Frères et sœurs,
aujourd'hui, je veux vous emmener au désert avec Jésus.
Non pas seulement le désert de sable et de pierres, mais le désert que chacun de nous traverse – ces moments de la vie où nous sommes fatigués, affamés, épuisés, seuls et incertains.
Et je veux vous révéler quelque chose de surprenant :
les tentations de Jésus sont directement liées à la prière qu’il nous a enseignée : le Notre Père.
Lorsqu’il nous apprend à prier, il nous enseigne en réalité comment il a lui-même remporté la victoire dans le désert.
Explorons-le ensemble.
1. La tentation du pain : « Donne-nous aujourd’hui notre pain quotidien.»
Après quarante jours de faim, le diable vint trouver Jésus et lui dit : « Puisque tu es le Fils de Dieu, pourquoi ne transformes-tu pas ces pierres en pain ?»
Cela semblait compatissant. Cela semblait utile. Cela semblait presque bienveillant.

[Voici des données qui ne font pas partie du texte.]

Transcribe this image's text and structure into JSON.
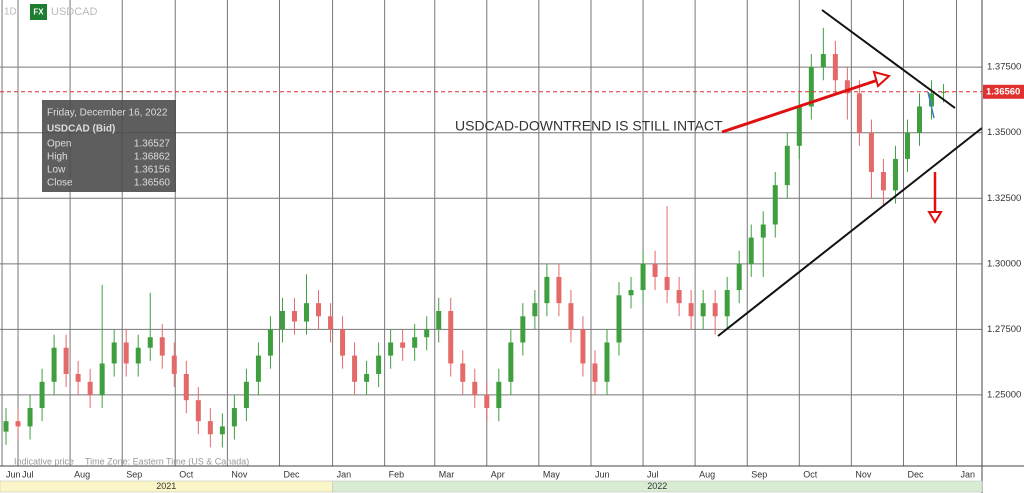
{
  "chart_data": {
    "type": "candlestick",
    "interval": "1D",
    "badge": "FX",
    "symbol": "USDCAD",
    "footnote": "Indicative price",
    "timezone": "Time Zone: Eastern Time (US & Canada)",
    "annotation": "USDCAD-DOWNTREND IS STILL INTACT",
    "up_color": "#3f9f3f",
    "down_color": "#e46a6a",
    "grid": true,
    "open": [
      1.236,
      1.24,
      1.238,
      1.245,
      1.255,
      1.268,
      1.258,
      1.255,
      1.25,
      1.262,
      1.27,
      1.262,
      1.268,
      1.272,
      1.265,
      1.258,
      1.248,
      1.24,
      1.235,
      1.238,
      1.245,
      1.255,
      1.265,
      1.275,
      1.282,
      1.278,
      1.285,
      1.28,
      1.275,
      1.265,
      1.255,
      1.258,
      1.265,
      1.27,
      1.268,
      1.272,
      1.275,
      1.282,
      1.262,
      1.255,
      1.25,
      1.245,
      1.255,
      1.27,
      1.28,
      1.285,
      1.295,
      1.285,
      1.275,
      1.262,
      1.255,
      1.27,
      1.288,
      1.29,
      1.3,
      1.295,
      1.29,
      1.285,
      1.28,
      1.285,
      1.28,
      1.29,
      1.3,
      1.31,
      1.315,
      1.33,
      1.345,
      1.36,
      1.375,
      1.38,
      1.37,
      1.365,
      1.35,
      1.335,
      1.328,
      1.34,
      1.35,
      1.36,
      1.36527
    ],
    "high": [
      1.245,
      1.245,
      1.25,
      1.26,
      1.273,
      1.273,
      1.263,
      1.26,
      1.292,
      1.275,
      1.275,
      1.273,
      1.289,
      1.277,
      1.27,
      1.263,
      1.253,
      1.245,
      1.243,
      1.25,
      1.26,
      1.27,
      1.28,
      1.287,
      1.287,
      1.296,
      1.29,
      1.285,
      1.28,
      1.27,
      1.263,
      1.27,
      1.275,
      1.275,
      1.277,
      1.28,
      1.287,
      1.287,
      1.267,
      1.26,
      1.255,
      1.26,
      1.275,
      1.285,
      1.29,
      1.3,
      1.3,
      1.29,
      1.28,
      1.267,
      1.275,
      1.293,
      1.295,
      1.305,
      1.305,
      1.322,
      1.295,
      1.29,
      1.29,
      1.29,
      1.295,
      1.305,
      1.315,
      1.32,
      1.335,
      1.35,
      1.365,
      1.38,
      1.39,
      1.385,
      1.375,
      1.37,
      1.355,
      1.34,
      1.345,
      1.355,
      1.365,
      1.37,
      1.36862
    ],
    "low": [
      1.231,
      1.233,
      1.233,
      1.24,
      1.25,
      1.253,
      1.25,
      1.245,
      1.245,
      1.257,
      1.257,
      1.257,
      1.263,
      1.26,
      1.253,
      1.243,
      1.235,
      1.23,
      1.23,
      1.233,
      1.24,
      1.25,
      1.26,
      1.27,
      1.273,
      1.273,
      1.275,
      1.27,
      1.26,
      1.25,
      1.25,
      1.253,
      1.26,
      1.263,
      1.263,
      1.267,
      1.27,
      1.257,
      1.25,
      1.245,
      1.24,
      1.24,
      1.25,
      1.265,
      1.275,
      1.28,
      1.28,
      1.27,
      1.257,
      1.25,
      1.25,
      1.265,
      1.283,
      1.285,
      1.29,
      1.285,
      1.28,
      1.275,
      1.275,
      1.273,
      1.275,
      1.285,
      1.295,
      1.295,
      1.31,
      1.325,
      1.34,
      1.355,
      1.37,
      1.365,
      1.355,
      1.345,
      1.325,
      1.322,
      1.323,
      1.335,
      1.345,
      1.355,
      1.36156
    ],
    "close": [
      1.24,
      1.238,
      1.245,
      1.255,
      1.268,
      1.258,
      1.255,
      1.25,
      1.262,
      1.27,
      1.262,
      1.268,
      1.272,
      1.265,
      1.258,
      1.248,
      1.24,
      1.235,
      1.238,
      1.245,
      1.255,
      1.265,
      1.275,
      1.282,
      1.278,
      1.285,
      1.28,
      1.275,
      1.265,
      1.255,
      1.258,
      1.265,
      1.27,
      1.268,
      1.272,
      1.275,
      1.282,
      1.262,
      1.255,
      1.25,
      1.245,
      1.255,
      1.27,
      1.28,
      1.285,
      1.295,
      1.285,
      1.275,
      1.262,
      1.255,
      1.27,
      1.288,
      1.29,
      1.3,
      1.295,
      1.29,
      1.285,
      1.28,
      1.285,
      1.28,
      1.29,
      1.3,
      1.31,
      1.315,
      1.33,
      1.345,
      1.36,
      1.375,
      1.38,
      1.37,
      1.365,
      1.35,
      1.335,
      1.328,
      1.34,
      1.35,
      1.36,
      1.365,
      1.3656
    ],
    "xlim": [
      -0.5,
      81.2
    ],
    "xticks": [
      {
        "value": -0.33,
        "label": "Jun"
      },
      {
        "value": 1.0,
        "label": "Jul"
      },
      {
        "value": 5.33,
        "label": "Aug"
      },
      {
        "value": 9.67,
        "label": "Sep"
      },
      {
        "value": 14.08,
        "label": "Oct"
      },
      {
        "value": 18.42,
        "label": "Nov"
      },
      {
        "value": 22.75,
        "label": "Dec"
      },
      {
        "value": 27.17,
        "label": "Jan"
      },
      {
        "value": 31.5,
        "label": "Feb"
      },
      {
        "value": 35.67,
        "label": "Mar"
      },
      {
        "value": 40.0,
        "label": "Apr"
      },
      {
        "value": 44.33,
        "label": "May"
      },
      {
        "value": 48.67,
        "label": "Jun"
      },
      {
        "value": 53.0,
        "label": "Jul"
      },
      {
        "value": 57.33,
        "label": "Aug"
      },
      {
        "value": 61.67,
        "label": "Sep"
      },
      {
        "value": 66.0,
        "label": "Oct"
      },
      {
        "value": 70.33,
        "label": "Nov"
      },
      {
        "value": 74.67,
        "label": "Dec"
      },
      {
        "value": 79.08,
        "label": "Jan"
      }
    ],
    "years": [
      {
        "label": "2021",
        "start": -0.5,
        "end": 27.17,
        "color": "#fbf6c8"
      },
      {
        "label": "2022",
        "start": 27.17,
        "end": 81.2,
        "color": "#d8ecd2"
      }
    ],
    "ylim": [
      1.2229,
      1.4006
    ],
    "yticks": [
      {
        "value": 1.25,
        "label": "1.25000"
      },
      {
        "value": 1.275,
        "label": "1.27500"
      },
      {
        "value": 1.3,
        "label": "1.30000"
      },
      {
        "value": 1.325,
        "label": "1.32500"
      },
      {
        "value": 1.35,
        "label": "1.35000"
      },
      {
        "value": 1.375,
        "label": "1.37500"
      }
    ],
    "last_price": 1.3656,
    "last_price_label": "1.36560",
    "tooltip": {
      "date": "Friday, December 16, 2022",
      "title": "USDCAD (Bid)",
      "rows": [
        {
          "label": "Open",
          "value": "1.36527"
        },
        {
          "label": "High",
          "value": "1.36862"
        },
        {
          "label": "Low",
          "value": "1.36156"
        },
        {
          "label": "Close",
          "value": "1.36560"
        }
      ]
    }
  }
}
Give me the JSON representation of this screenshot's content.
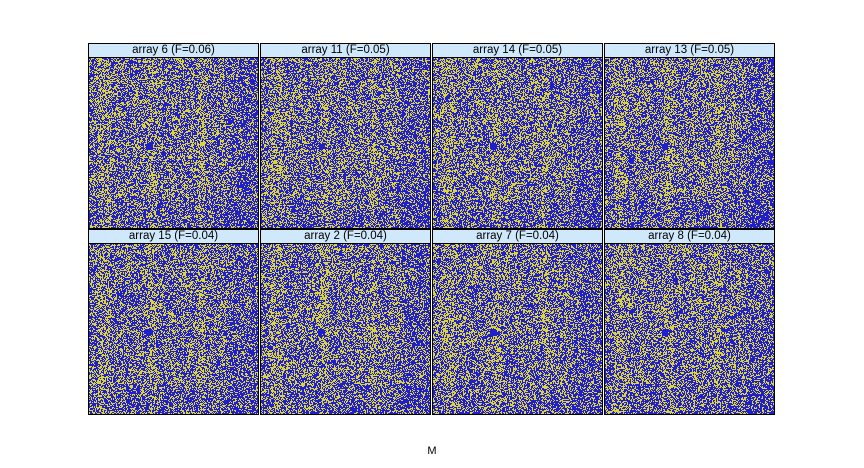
{
  "chart_data": {
    "type": "heatmap",
    "xlabel": "M",
    "colors": {
      "low": "#1f1fd0",
      "high": "#dcd53a",
      "strip": "#cfe8fb",
      "border": "#000000"
    },
    "layout": {
      "columns": 4,
      "rows": 2
    },
    "panels": [
      {
        "label": "array 6 (F=0.06)",
        "array": 6,
        "F": 0.06
      },
      {
        "label": "array 11 (F=0.05)",
        "array": 11,
        "F": 0.05
      },
      {
        "label": "array 14 (F=0.05)",
        "array": 14,
        "F": 0.05
      },
      {
        "label": "array 13 (F=0.05)",
        "array": 13,
        "F": 0.05
      },
      {
        "label": "array 15 (F=0.04)",
        "array": 15,
        "F": 0.04
      },
      {
        "label": "array 2 (F=0.04)",
        "array": 2,
        "F": 0.04
      },
      {
        "label": "array 7 (F=0.04)",
        "array": 7,
        "F": 0.04
      },
      {
        "label": "array 8 (F=0.04)",
        "array": 8,
        "F": 0.04
      }
    ]
  }
}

Mais le diable avait d’abord créé la faim, et maintenant il offrait du réconfort à ses conditions.
Beaucoup d'entre nous connaissent ce schéma : la vie nous fait souffrir, puis la tentation murmure : « Fais comme tu veux. Prends le raccourci. Tu mérites bien un répit. »
Mais Jésus répondit :
« L'homme ne vit pas seulement de pain,
mais de toute parole qui sort de la bouche de Dieu. »
Jésus nous enseigne que la vraie vie, la vie profonde, vient de la confiance en Dieu le Père, et non de la recherche de solutions rapides.
Et c'est précisément ce que nous prions :
« Donne-nous aujourd'hui notre pain quotidien. »
Nous ne prions pas seulement pour la nourriture. Nous prions pour le pain de vie :
la parole de Dieu, sa force, sa présence.
Quand la vie vous pousse à paniquer, souvenez-vous de la réponse de Jésus :
Attendez la voix du Père.
2. La tentation des royaumes : « Pardonne-nous nos offenses, comme nous pardonnons aussi à ceux qui nous ont offensés. »
Le diable montra alors à Jésus tous les royaumes du monde.
Il a dit :
« Tout ce pouvoir m’a été donné, et je peux le donner à n’importe qui.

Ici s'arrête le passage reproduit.